Le parole del vescovo Maronita, sebbene molto dure, hanno lasciato anche un briciolo di speranza attraverso la proposta ripetuta in sala stampa dopo averla riferita al Senato. “L’unico modo per porre fine a questa guerra è smettere di vendere armi ai ‘ribelli’ e fermare i flussi di terroristi che attraverso la Turchia giungono in Siria. I governi stranieri dovrebbero favorire accordi politici, conciliazioni tra le religioni ed incoraggiare il commercio e la ricostruzione per far sì che il popolo siriano possa tornare a vivere una vita normale”.
A fare eco alle parole del vescovo è stato il giornalista Alberto Negri che ha raccontato in maniera molto chiara la sua lunga esperienza in Medio-Oriente. Il giornalista ha raccontato di come la città di Aleppo fosse il “crocevia dell’umanità” dove si incrociavano migliaia di iracheni, palestinesi, libanesi che vivevano in pace in Siria; di come la Siria fosse l’unico Paese che consentiva ai Palestinesi di vivere in pace e studiare senza alcun documento particolare. Secondo il reporter italiano infatti la Siria potrebbe esser paragonata alla Yugoslavia, un Paese multiculturale e multiconfessionale distrutto dalle ingerenze straniere che hanno fatto leva su alcune contraddizioni interne. Solo che oggi la Russia di Putin sembra esser più decisa a difendere l’alleato Siriano di quanto il governo russo dell’epoca lo fosse nei confronti della Yugoslavia.

“Ci sono tanti pezzi di questa storia, ognuno di essi è importante. Tutti gli Stati della regione sono stati disgregati e ridotti in polvere. Io sono stato ad Hama quando c’era una legittima protesta popolare contro il governo. Questa protesta che era senza dubbio pacifica si è trasformata in poco tempo in un conflitto. Il 6 Luglio 2011 l’ambasciatore Usa in Siria passeggiava in mezzo ai ribelli, per giunta in un Paese Arabo ostile, il giorno dopo si vide l’ambasciatore francese. Avete mai visto un Ambasciatore Usa passeggiare sul lungotevere?” -ha dichiarato poi Negri- “Da quel momento in poi sono cominciati ad arrivare mercenari dalla Tunisia, Libia, e molti atri paesi, passavano attraverso la Turchia.

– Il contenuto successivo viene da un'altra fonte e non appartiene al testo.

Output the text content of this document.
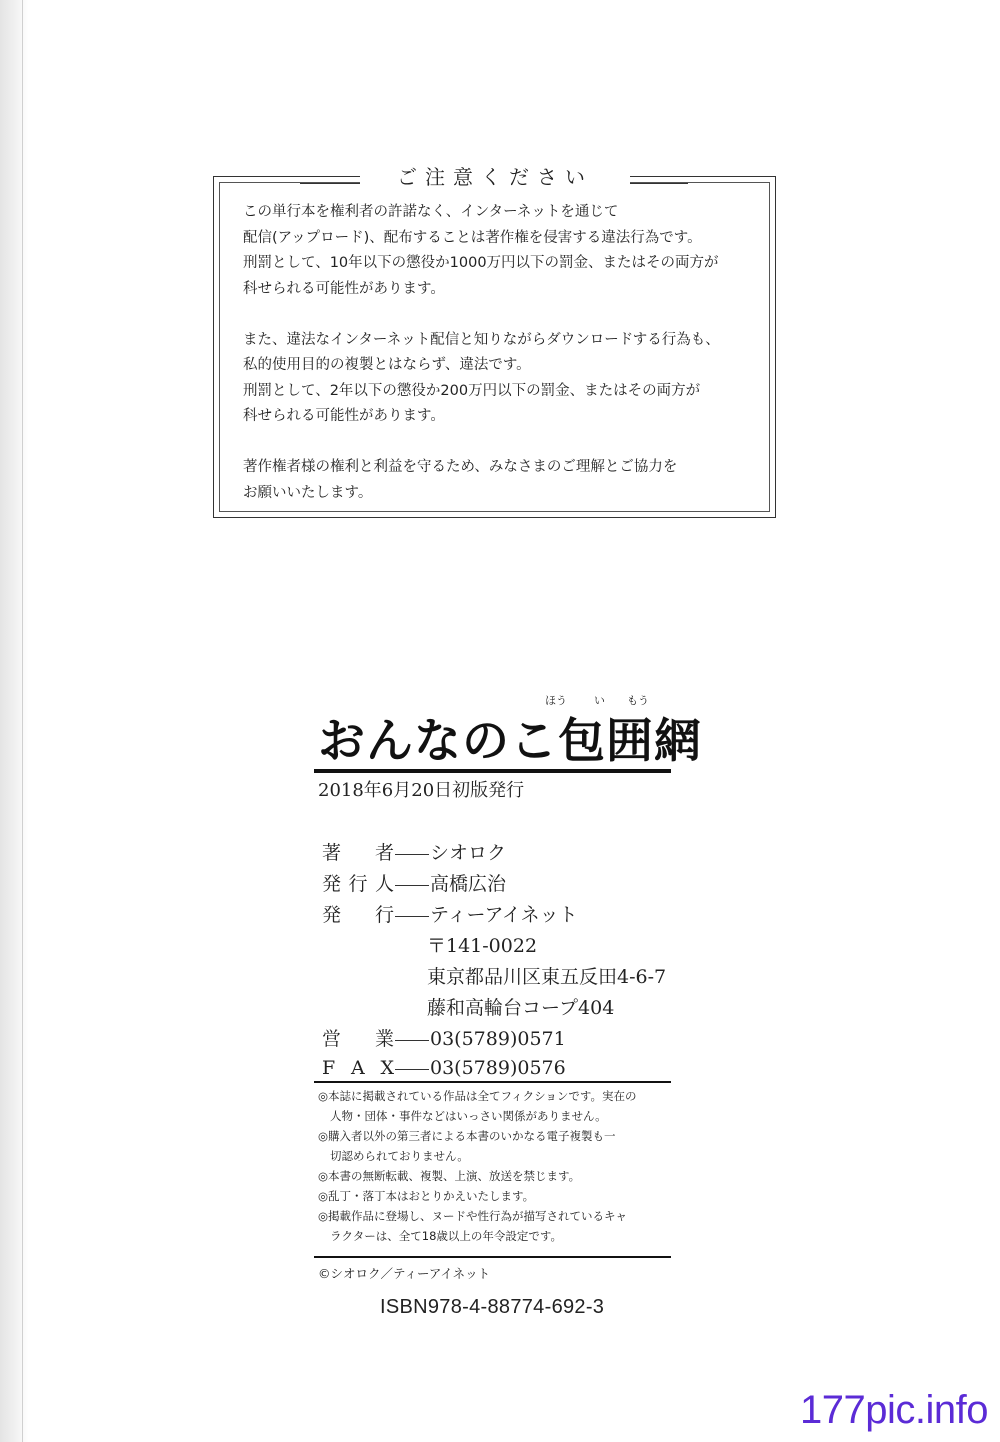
ご注意ください
この単行本を権利者の許諾なく、インターネットを通じて
配信(アップロード)、配布することは著作権を侵害する違法行為です。
刑罰として、10年以下の懲役か1000万円以下の罰金、またはその両方が
科せられる可能性があります。
また、違法なインターネット配信と知りながらダウンロードする行為も、
私的使用目的の複製とはならず、違法です。
刑罰として、2年以下の懲役か200万円以下の罰金、またはその両方が
科せられる可能性があります。
著作権者様の権利と利益を守るため、みなさまのご理解とご協力を
お願いいたします。
ほう い もう
おんなのこ包囲網
2018年6月20日初版発行
著　者 シオロク
発行人 高橋広治
発　行 ティーアイネット
〒141-0022
東京都品川区東五反田4-6-7
藤和高輪台コープ404
営　業 03(5789)0571
F A X 03(5789)0576
◎本誌に掲載されている作品は全てフィクションです。実在の
人物・団体・事件などはいっさい関係がありません。
◎購入者以外の第三者による本書のいかなる電子複製も一
切認められておりません。
◎本書の無断転載、複製、上演、放送を禁じます。
◎乱丁・落丁本はおとりかえいたします。
◎掲載作品に登場し、ヌードや性行為が描写されているキャ
ラクターは、全て18歳以上の年令設定です。
©シオロク／ティーアイネット
ISBN978-4-88774-692-3
177pic.info
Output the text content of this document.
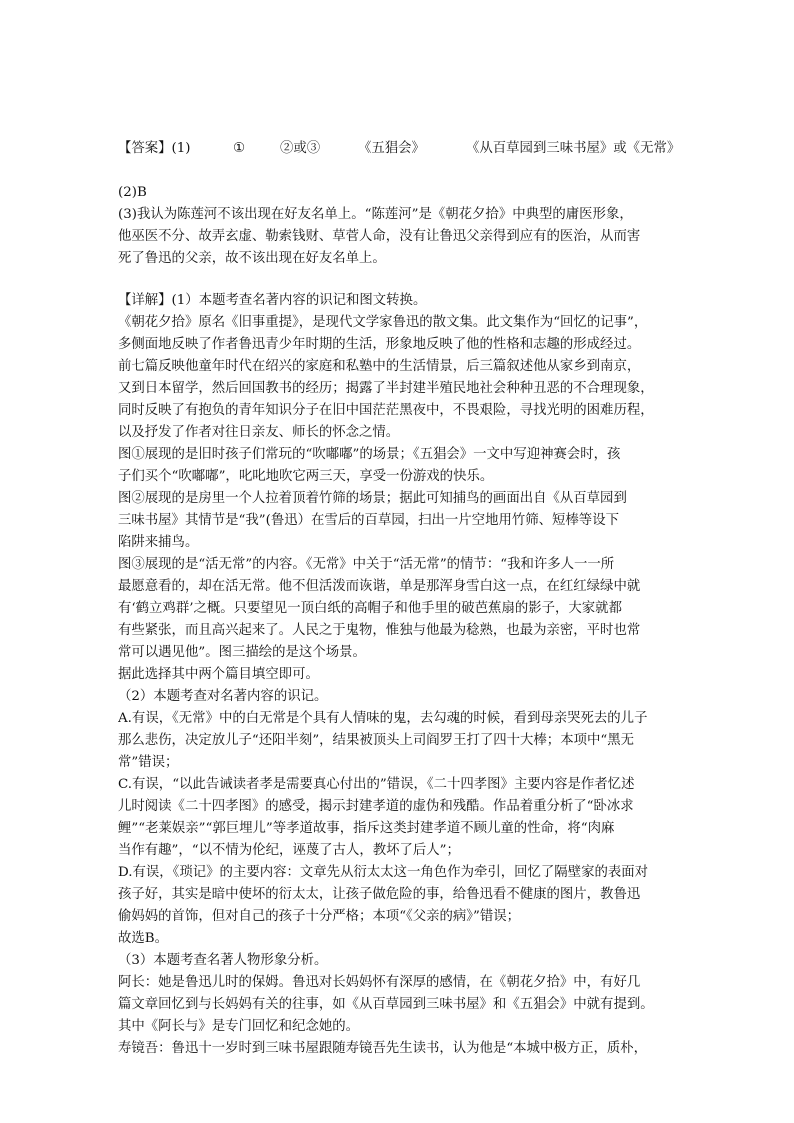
【答案】(1)	①	②或③	《五猖会》	《从百草园到三味书屋》或《无常》
(2)B
(3)我认为陈莲河不该出现在好友名单上。“陈莲河”是《朝花夕拾》中典型的庸医形象，
他巫医不分、故弄玄虚、勒索钱财、草菅人命，没有让鲁迅父亲得到应有的医治，从而害
死了鲁迅的父亲，故不该出现在好友名单上。
【详解】(1）本题考查名著内容的识记和图文转换。
《朝花夕拾》原名《旧事重提》，是现代文学家鲁迅的散文集。此文集作为“回忆的记事”，
多侧面地反映了作者鲁迅青少年时期的生活，形象地反映了他的性格和志趣的形成经过。
前七篇反映他童年时代在绍兴的家庭和私塾中的生活情景，后三篇叙述他从家乡到南京，
又到日本留学，然后回国教书的经历；揭露了半封建半殖民地社会种种丑恶的不合理现象，
同时反映了有抱负的青年知识分子在旧中国茫茫黑夜中，不畏艰险，寻找光明的困难历程，
以及抒发了作者对往日亲友、师长的怀念之情。
图①展现的是旧时孩子们常玩的“吹嘟嘟”的场景；《五猖会》一文中写迎神赛会时，孩
子们买个“吹嘟嘟”，叱叱地吹它两三天，享受一份游戏的快乐。
图②展现的是房里一个人拉着顶着竹筛的场景；据此可知捕鸟的画面出自《从百草园到
三味书屋》其情节是“我”(鲁迅）在雪后的百草园，扫出一片空地用竹筛、短棒等设下
陷阱来捕鸟。
图③展现的是“活无常”的内容。《无常》中关于“活无常”的情节：“我和许多人一一所
最愿意看的，却在活无常。他不但活泼而诙谐，单是那浑身雪白这一点，在红红绿绿中就
有‘鹤立鸡群’之概。只要望见一顶白纸的高帽子和他手里的破芭蕉扇的影子，大家就都
有些紧张，而且高兴起来了。人民之于鬼物，惟独与他最为稔熟，也最为亲密，平时也常
常可以遇见他”。图三描绘的是这个场景。
据此选择其中两个篇目填空即可。
（2）本题考查对名著内容的识记。
A.有误，《无常》中的白无常是个具有人情味的鬼，去勾魂的时候，看到母亲哭死去的儿子
那么悲伤，决定放儿子“还阳半刻”，结果被顶头上司阎罗王打了四十大棒；本项中“黑无
常”错误；
C.有误，“以此告诫读者孝是需要真心付出的”错误，《二十四孝图》主要内容是作者忆述
儿时阅读《二十四孝图》的感受，揭示封建孝道的虚伪和残酷。作品着重分析了“卧冰求
鲤”“老莱娱亲”“郭巨埋儿”等孝道故事，指斥这类封建孝道不顾儿童的性命，将“肉麻
当作有趣”，“以不情为伦纪，诬蔑了古人，教坏了后人”；
D.有误，《琐记》的主要内容：文章先从衍太太这一角色作为牵引，回忆了隔壁家的表面对
孩子好，其实是暗中使坏的衍太太，让孩子做危险的事，给鲁迅看不健康的图片，教鲁迅
偷妈妈的首饰，但对自己的孩子十分严格；本项“《父亲的病》”错误；
故选B。
（3）本题考查名著人物形象分析。
阿长：她是鲁迅儿时的保姆。鲁迅对长妈妈怀有深厚的感情，在《朝花夕拾》中，有好几
篇文章回忆到与长妈妈有关的往事，如《从百草园到三味书屋》和《五猖会》中就有提到。
其中《阿长与》是专门回忆和纪念她的。
寿镜吾：鲁迅十一岁时到三味书屋跟随寿镜吾先生读书，认为他是“本城中极方正，质朴，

I feriti erano curati in una struttura privata, pagata dal Qatar, li abbiamo anche intervistati. Al ritorno dalla Siria era chiaro l’obiettivo: quello di trasformare il Paese in un nuovo Afganistan degli anni 80, quello che osteggiò l’Urss. Questa è una guerra caldissima, che ogni giorno lascia sul campo tantissimi morti, nonostante i media parlino di una guerra fredda. Da un lato c’è l’asse della Resistenza, formato da Russia, Iran, Libano ed esercito Siriano, e dall’altro c’è l’asse formato dai “ribelli”, dagli islamisti e dagli Usa che si appoggiano sia ai Curdi, acerrimi nemici dell’Isis e con un progetto politico ben definito, sia ai ‘ribelli’ che combattono direttamente con i terroristi”.

Parole forti quelle di Alberto Negro che hanno riscosso abbastanza consensi tra gli addetti ai lavori. Al termine delle testimonianze dirette è toccato al deputato Manlio Di Stefano concludere dicendo che è necessario che le forze politiche Italiane ed Europee che hanno a cuore la pace si facciano sentire nelle istituzioni nazionali ed Europee con iniziative pratiche atte a chiedere l’immediata cessazione dei commerci di armi con i terroristi e la cancellazione delle sanzioni economiche che affamano la popolazione.

Di Stefano, senza peli sulla lingua, ha accusato il governo Renzi di piangere per i morti della guerra in Siria ma allo stesso tempo di continuare a vendere armi ad una delle parti in causa in questa guerra che uccide ogni giorno centinaia di persone. Inoltre il deputato del M5S ha ribadito che in Occidente dovremmo smettere di fare delle ingerenze atte a sovvertire i governi di altri Paesi per scopi economici, come accade oggi in Siria e come accade in vari Paesi del Continente Latinoamericano.
Non sono mancate neanche le stoccate ad una certa stampa rea di raccontare solo “mezze verità” e di demonizzare una delle parti in causa di questa guerra e tacendo su ciò che realmente accade lontano dall’Italia.